Session Information
04 SES 06 A, Digital and picture books as resources for Inclusive Education
Paper Session
Contribution
In this paper, I examine tactile picture books designed for readers with vision impairments as a site for both developing and conceptualising tactile literacy. Tactile picture books designed for readers with vision impairments are far from new. Yvonne Eriksson takes 1784 as the starting point for her historical analysis - the year Valentin Haüy laid the foundations of what would go on to become the first institute for the education of blind children in Paris - yet she acknowledges that writing for blind readers existed as early as the 9th century, citing Japanese relief prints conserved in Bucharest (Eriksson, 1998). Tactile picture books remain a global phenomenon to this day, with practitioners coming together to share their work in the now-biennial international ‘Typhlo and Tactus’ competition for tactile picture books, an organisation that also published its own guide, sharing the practices of many international practitioners in the field (Claudet, 2009). Across history and geography, tactile picture books are explicitly made to be felt, touched, and manipulated, relying on their materiality to convey their pictures and illustrations. Rather than being ‘pretty’ to look at, they are first and foremost books to be read with the hands, which calls for an embodied, rather than visual, approach to illustration (Bara, 2018; Claudet, 2019). In present-day Britain, tactile picture books are often a homemade affair, with charities distributing volunteer-made books, and practitioners making their own, often specially for and with specific students. These books are often made with particular aims in mind, such as developing pre-braille skills or working against tactile selectiveness. They also supposedly bolster language and literacy skills, as well as understanding and memory (Bara, 2018), whilst also allowing certain students to develop the tactile diagram skills they will need in future examinations (Norman, 2004). Nevertheless, tactile picture books remain under-researched, with the research that exists often narrowly focused on the ‘correct’ decoding of tactile images, ignoring the fact that these books are also designed to be pleasurable and bring enjoyment to their readers. Students are invited to physically engage with these books as a key part of their learning, and their teachers’ understandings of tactile literacy extend beyond simply the acquisition of braille.
Method
Using multiple case studies, I draw on interview and observation data collected as part of my PhD research to explore how tactile picture books support the development of so-called tactile literacy, whilst also questioning how we can understand tactile literacy more expansively. Speaking with practitioners working in publishing, for charities, as storytellers, and as qualified teachers of children and young people with vision impairments, I map the perspectives of practitioners across settings, whilst also drawing on observation data from charity playgroups, storytelling sessions, and schools. This data analysis sits alongside analysis of the materiality of tactile picture books themselves, both commercial and homemade.
Expected Outcomes
Notions of literacy permeate our educational sphere in many forms: visual literacy, health literacy, financial literacy, computer literacy, racial literacy, cultural literacy.
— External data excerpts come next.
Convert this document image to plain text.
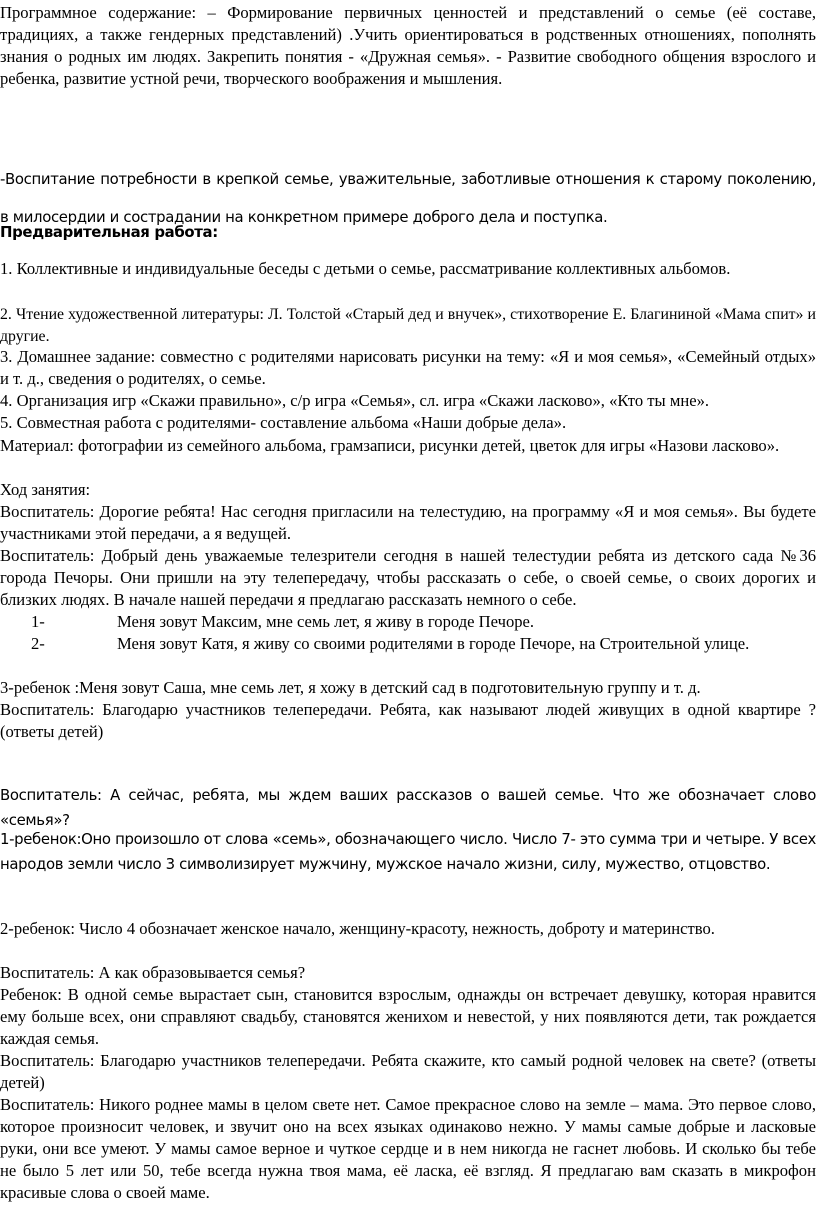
Программное содержание: – Формирование первичных ценностей и представлений о семье (её составе, традициях, а также гендерных представлений) .Учить ориентироваться в родственных отношениях, пополнять знания о родных им людях. Закрепить понятия - «Дружная семья». - Развитие свободного общения взрослого и ребенка, развитие устной речи, творческого воображения и мышления.

-Воспитание потребности в крепкой семье, уважительные, заботливые отношения к старому поколению, в милосердии и сострадании на конкретном примере доброго дела и поступка.

Предварительная работа:

1. Коллективные и индивидуальные беседы с детьми о семье, рассматривание коллективных альбомов.

2. Чтение художественной литературы: Л. Толстой «Старый дед и внучек», стихотворение Е. Благининой «Мама спит» и другие.

3. Домашнее задание: совместно с родителями нарисовать рисунки на тему: «Я и моя семья», «Семейный отдых» и т. д., сведения о родителях, о семье.

4. Организация игр «Скажи правильно», с/р игра «Семья», сл. игра «Скажи ласково», «Кто ты мне».

5. Совместная работа с родителями- составление альбома «Наши добрые дела».

Материал: фотографии из семейного альбома, грамзаписи, рисунки детей, цветок для игры «Назови ласково».

Ход занятия:

Воспитатель: Дорогие ребята! Нас сегодня пригласили на телестудию, на программу «Я и моя семья». Вы будете участниками этой передачи, а я ведущей.

Воспитатель: Добрый день уважаемые телезрители сегодня в нашей телестудии ребята из детского сада №36 города Печоры. Они пришли на эту телепередачу, чтобы рассказать о себе, о своей семье, о своих дорогих и близких людях. В начале нашей передачи я предлагаю рассказать немного о себе.

1-	Меня зовут Максим, мне семь лет, я живу в городе Печоре.
2-	Меня зовут Катя, я живу со своими родителями в городе Печоре, на Строительной улице.

3-ребенок :Меня зовут Саша, мне семь лет, я хожу в детский сад в подготовительную группу и т. д.

Воспитатель: Благодарю участников телепередачи. Ребята, как называют людей живущих в одной квартире ? (ответы детей)

Воспитатель: А сейчас, ребята, мы ждем ваших рассказов о вашей семье. Что же обозначает слово «семья»?

1-ребенок:Оно произошло от слова «семь», обозначающего число. Число 7- это сумма три и четыре. У всех народов земли число 3 символизирует мужчину, мужское начало жизни, силу, мужество, отцовство.

2-ребенок: Число 4 обозначает женское начало, женщину-красоту, нежность, доброту и материнство.

Воспитатель: А как образовывается семья?

Ребенок: В одной семье вырастает сын, становится взрослым, однажды он встречает девушку, которая нравится ему больше всех, они справляют свадьбу, становятся женихом и невестой, у них появляются дети, так рождается каждая семья.

Воспитатель: Благодарю участников телепередачи. Ребята скажите, кто самый родной человек на свете? (ответы детей)

Воспитатель: Никого роднее мамы в целом свете нет. Самое прекрасное слово на земле – мама. Это первое слово, которое произносит человек, и звучит оно на всех языках одинаково нежно. У мамы самые добрые и ласковые руки, они все умеют. У мамы самое верное и чуткое сердце и в нем никогда не гаснет любовь. И сколько бы тебе не было 5 лет или 50, тебе всегда нужна твоя мама, её ласка, её взгляд. Я предлагаю вам сказать в микрофон красивые слова о своей маме.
It is time to pay greater attention to an expanded notion of tactile literacy, instead of relegating it to the bottom of a sensory hierarchy that privileges vision above all else. Tactile picture books provide the ideal site for such an exploration. In attending to more abstract forms of tactile literacy, I argue that the way we understand tactile picture books speaks to how we understand childhood and disability more broadly. When we start to question the fundamental assumptions that are the basis for the creation of tactile picture books and the tactile literacy they support, we must also start to question the fundamental assumptions surrounding what we mean by inclusive education.
References
Bara, F. (2018). The Effect of Tactile Illustrations on Comprehension of Storybooks by Three Children with Visual Impairments: An Exploratory Study. Journal of Visual Impairment & Blindness, 112(6), 759–765. Claudet, P. (Ed.). (2009). The Typhlo & Tactus Guide to Children’s Books. Claudet, P. (2019). Tactile Illustrated Books: Did You Say, ‘A Little Miracle?’ Bookbird, 57(2), 50–58. Eriksson, Y. (1998). Tactile pictures: Pictorial representations for the blind, 1784-1940. Acta Universitatis Gothoburgensis. Norman, J. (2004). If I remember rightly – tactile illustrations enable greater access to books. British Journal of Visual Impairment, 22(2), 71–73.